Au premier tour, le Printemps marseillais de Michèle Rubirola était arrivé en tête sur l'ensemble de la ville, avec 23,44% des suffrages, contre 22,32% pour les listes de Martine Vassal. Les deux camps étaient chacun en tête dans trois des huit secteurs. Le Rassemblement national avait atteint 19,45% des voix, et les électeurs du 7e secteur avaient placé le maire sortant Stéphane Ravier nettement en tête. Derrière le trio, suivaient les listes du dissident LR Bruno Gilles (10,65% dans toute la ville), du candidat EELV Sébastien Barles (8,94%), du candidat LREM Yvon Berland (7,88%) et de la divers gauche Samia Ghali, à 6,47% à l'échelle de Marseille mais en tête dans le 8e secteur, où elle se maintient.

Une campagne secouée par des affaires

Ce second tour vient clore une campagne rocambolesque, empoisonnée par plusieurs affaires dont celle des procurations. Le 11 juin, le parquet a ouvert une enquête pour fraude après une enquête de France 2, révélant qu'une candidate LR proposait des procurations "simplifiées" à des électeurs, en violation manifeste du code électoral. L'enquête a depuis été élargie au cas, également dévoilé par France 2, d'électeurs ayant voté par procuration au premier tour pour des résidents d'une maison de retraite qui ne les connaissaient pas, et dont certains sont, selon leurs familles, atteints de formes graves d'Alzheimer. La direction de l'Ehpad compte porter plainte. Plusieurs des mandataires de ces procurations sont de proches collaborateurs du maire sortant LR du 6e secteur, Julien Ravier, qui a annoncé suspendre son directeur de campagne. "Si des faits avérés sont confirmés, je prendrai mes responsabilités et je serai intraitable", a assuré de son côté Martine Vassal, le 15 juin, sur BFMTV.

Avant le premier tour, c'est un article du magazine Capital qui avait secoué la campagne, accusant Michèle Rubirola d'avoir mené campagne pendant un arrêt maladie. La candidate, qui dément, avait annoncé son intention de porter plainte, notamment pour "violation du secret médical", et dénoncé un coup bas du camp Martine Vassal, celle-ci répondant en annonçant une plainte pour diffamation.
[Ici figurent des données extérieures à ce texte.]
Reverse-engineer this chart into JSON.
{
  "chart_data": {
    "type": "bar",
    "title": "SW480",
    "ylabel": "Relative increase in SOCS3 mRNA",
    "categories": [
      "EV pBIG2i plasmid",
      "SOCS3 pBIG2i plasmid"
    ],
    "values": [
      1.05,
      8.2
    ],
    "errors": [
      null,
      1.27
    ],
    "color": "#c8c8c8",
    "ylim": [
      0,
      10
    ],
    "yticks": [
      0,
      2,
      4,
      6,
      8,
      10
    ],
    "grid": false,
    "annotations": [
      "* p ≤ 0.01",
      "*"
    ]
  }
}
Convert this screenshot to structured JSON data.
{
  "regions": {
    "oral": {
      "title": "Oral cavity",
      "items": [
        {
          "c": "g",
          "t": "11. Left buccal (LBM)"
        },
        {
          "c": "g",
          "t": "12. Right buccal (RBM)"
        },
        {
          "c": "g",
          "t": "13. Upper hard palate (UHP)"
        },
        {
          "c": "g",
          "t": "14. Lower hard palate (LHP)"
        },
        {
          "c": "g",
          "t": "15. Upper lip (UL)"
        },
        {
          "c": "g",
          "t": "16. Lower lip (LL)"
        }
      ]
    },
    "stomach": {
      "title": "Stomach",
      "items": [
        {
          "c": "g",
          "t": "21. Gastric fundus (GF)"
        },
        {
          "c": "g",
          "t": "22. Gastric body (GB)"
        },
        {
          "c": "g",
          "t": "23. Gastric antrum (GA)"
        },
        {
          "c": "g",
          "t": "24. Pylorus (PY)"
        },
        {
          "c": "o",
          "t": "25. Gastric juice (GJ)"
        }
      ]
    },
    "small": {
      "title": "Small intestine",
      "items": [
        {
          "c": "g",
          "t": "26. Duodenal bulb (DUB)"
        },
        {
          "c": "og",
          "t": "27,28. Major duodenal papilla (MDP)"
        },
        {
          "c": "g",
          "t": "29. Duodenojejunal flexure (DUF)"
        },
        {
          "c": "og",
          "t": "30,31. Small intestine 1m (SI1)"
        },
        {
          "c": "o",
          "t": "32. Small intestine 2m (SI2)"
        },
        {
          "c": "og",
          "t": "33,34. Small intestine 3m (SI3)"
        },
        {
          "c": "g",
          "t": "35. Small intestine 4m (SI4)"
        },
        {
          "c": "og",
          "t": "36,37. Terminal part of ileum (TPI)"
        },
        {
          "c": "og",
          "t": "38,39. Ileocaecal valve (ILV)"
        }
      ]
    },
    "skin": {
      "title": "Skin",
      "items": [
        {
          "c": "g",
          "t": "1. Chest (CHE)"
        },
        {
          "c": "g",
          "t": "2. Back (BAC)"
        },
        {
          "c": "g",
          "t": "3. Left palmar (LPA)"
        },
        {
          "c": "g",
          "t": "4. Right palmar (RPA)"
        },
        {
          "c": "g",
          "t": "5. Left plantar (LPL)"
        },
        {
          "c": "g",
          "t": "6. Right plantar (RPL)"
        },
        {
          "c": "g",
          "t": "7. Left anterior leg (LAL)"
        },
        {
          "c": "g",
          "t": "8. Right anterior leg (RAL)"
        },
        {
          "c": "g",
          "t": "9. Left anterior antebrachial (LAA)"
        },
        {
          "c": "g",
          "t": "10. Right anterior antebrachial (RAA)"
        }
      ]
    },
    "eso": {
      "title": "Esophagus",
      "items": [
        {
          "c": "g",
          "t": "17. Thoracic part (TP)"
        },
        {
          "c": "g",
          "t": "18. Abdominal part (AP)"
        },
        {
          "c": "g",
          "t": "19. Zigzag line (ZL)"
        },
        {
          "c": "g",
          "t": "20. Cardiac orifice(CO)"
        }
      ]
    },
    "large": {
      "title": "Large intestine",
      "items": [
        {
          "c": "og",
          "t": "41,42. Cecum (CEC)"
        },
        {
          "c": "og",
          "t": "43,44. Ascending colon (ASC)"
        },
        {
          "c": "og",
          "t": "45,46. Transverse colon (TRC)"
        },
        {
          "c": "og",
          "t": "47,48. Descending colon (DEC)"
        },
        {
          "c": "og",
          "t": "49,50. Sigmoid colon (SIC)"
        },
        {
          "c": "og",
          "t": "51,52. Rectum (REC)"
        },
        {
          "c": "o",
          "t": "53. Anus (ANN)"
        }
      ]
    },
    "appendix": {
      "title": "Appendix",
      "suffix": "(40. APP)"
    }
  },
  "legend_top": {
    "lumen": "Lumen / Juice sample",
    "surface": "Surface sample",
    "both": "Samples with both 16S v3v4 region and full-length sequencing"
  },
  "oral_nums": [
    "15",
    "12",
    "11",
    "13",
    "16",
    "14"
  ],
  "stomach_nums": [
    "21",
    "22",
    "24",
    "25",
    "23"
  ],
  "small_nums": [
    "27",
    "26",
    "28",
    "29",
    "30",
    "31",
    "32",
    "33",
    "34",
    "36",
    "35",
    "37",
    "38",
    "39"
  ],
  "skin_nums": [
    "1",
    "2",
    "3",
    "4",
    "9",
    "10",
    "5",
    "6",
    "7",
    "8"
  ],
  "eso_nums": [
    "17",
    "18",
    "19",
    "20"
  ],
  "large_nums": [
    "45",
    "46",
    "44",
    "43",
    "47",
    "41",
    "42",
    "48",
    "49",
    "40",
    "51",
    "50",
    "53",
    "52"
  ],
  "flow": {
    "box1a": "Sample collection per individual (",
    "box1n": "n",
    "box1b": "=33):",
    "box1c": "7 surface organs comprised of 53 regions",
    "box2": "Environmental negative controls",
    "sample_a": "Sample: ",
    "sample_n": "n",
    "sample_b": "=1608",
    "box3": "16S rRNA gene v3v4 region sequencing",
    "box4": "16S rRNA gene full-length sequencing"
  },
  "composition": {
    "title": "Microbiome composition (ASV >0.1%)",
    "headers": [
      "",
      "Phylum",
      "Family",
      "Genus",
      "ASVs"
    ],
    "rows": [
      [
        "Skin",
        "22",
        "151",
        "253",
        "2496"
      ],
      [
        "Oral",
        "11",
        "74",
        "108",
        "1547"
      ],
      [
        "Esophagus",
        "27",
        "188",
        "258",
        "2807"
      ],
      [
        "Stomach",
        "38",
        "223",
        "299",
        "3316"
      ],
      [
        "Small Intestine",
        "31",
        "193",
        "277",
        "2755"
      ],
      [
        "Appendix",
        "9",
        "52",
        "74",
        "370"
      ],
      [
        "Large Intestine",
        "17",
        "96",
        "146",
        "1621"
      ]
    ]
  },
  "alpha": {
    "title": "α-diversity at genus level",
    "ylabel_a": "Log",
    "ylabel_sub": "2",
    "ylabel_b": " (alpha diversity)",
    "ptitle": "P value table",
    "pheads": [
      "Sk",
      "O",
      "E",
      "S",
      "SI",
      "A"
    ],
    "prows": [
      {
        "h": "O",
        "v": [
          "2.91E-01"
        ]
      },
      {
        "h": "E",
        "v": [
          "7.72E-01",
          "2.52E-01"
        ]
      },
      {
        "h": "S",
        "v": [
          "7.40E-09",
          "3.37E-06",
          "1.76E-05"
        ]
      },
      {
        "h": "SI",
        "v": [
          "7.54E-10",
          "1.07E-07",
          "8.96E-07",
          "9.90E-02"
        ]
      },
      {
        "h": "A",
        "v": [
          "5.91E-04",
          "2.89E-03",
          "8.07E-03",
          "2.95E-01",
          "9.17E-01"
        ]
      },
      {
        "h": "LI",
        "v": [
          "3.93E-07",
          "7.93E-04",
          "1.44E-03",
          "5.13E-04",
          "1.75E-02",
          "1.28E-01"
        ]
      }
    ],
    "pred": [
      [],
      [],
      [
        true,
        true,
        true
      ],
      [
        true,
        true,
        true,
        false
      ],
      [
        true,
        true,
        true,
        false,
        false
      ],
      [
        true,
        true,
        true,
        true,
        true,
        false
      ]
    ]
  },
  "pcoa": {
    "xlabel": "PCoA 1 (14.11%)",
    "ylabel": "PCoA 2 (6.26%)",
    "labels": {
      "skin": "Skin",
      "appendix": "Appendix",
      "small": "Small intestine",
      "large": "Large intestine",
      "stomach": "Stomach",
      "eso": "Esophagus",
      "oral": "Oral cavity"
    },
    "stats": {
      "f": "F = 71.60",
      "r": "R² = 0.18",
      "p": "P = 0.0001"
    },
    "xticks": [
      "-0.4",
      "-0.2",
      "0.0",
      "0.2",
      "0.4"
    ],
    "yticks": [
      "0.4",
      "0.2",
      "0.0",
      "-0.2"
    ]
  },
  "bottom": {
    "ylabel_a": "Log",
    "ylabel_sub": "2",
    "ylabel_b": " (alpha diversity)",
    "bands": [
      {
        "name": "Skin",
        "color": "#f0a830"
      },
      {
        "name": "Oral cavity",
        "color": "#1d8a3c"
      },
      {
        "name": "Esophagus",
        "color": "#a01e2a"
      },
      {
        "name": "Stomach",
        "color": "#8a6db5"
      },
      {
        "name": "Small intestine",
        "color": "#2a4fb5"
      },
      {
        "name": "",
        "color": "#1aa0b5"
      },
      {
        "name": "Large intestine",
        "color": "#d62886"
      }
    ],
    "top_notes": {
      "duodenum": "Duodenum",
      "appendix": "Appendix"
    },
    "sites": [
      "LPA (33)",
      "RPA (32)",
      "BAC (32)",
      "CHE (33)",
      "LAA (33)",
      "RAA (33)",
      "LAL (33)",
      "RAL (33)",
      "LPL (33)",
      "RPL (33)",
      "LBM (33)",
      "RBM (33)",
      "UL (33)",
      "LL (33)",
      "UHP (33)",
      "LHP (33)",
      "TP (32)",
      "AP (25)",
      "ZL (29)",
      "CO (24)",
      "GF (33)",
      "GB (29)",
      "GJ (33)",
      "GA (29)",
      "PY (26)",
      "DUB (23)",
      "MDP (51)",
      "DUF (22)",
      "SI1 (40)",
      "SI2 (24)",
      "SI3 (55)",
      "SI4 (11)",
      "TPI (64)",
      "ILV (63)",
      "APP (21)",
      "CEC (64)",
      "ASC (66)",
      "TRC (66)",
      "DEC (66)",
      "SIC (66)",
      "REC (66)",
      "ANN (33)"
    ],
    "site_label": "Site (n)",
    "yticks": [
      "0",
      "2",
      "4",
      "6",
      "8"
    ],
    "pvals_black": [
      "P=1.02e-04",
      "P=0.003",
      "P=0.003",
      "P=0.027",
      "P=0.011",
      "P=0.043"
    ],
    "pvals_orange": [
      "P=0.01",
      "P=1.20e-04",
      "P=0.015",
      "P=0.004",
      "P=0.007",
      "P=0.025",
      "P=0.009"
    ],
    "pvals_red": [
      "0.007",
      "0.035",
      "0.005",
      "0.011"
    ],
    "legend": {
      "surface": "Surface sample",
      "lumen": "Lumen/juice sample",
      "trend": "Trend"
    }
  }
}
Les candidats à cette élection n'ont par ailleurs participé à aucun débat dans les médias, après plusieurs annulations : avant le premier tour, c'est Martine Vassal qui avait refusé de participer ; avant le second, c'est Michèle Rubirola qui a décliné.

Des enjeux au-delà de l'hôtel de ville

Ce second tour marque également un revers pour le Rassemblement national, dont la tête de liste, Stéphane Ravier, perd la mairie du 7e secteur. En 2014, il avait profité d'une triangulaire pour remporter une des conquêtes les plus prestigieuses du Front national lors de ce scrutin. Arrivé en tête au premier tour en mars, il fait face à un front républicain derrière le candidat LR.

L'élection municipale est par ailleurs déterminante pour celle de la métropole Aix-Marseille-Provence, peuplée d'environ 1,9 million d'habitants, que préside aujourd'hui Martine Vassal. Mais Marseille ne représente que 108 des 240 sièges du conseil métropolitain, dont la majorité se jouera donc aussi ailleurs.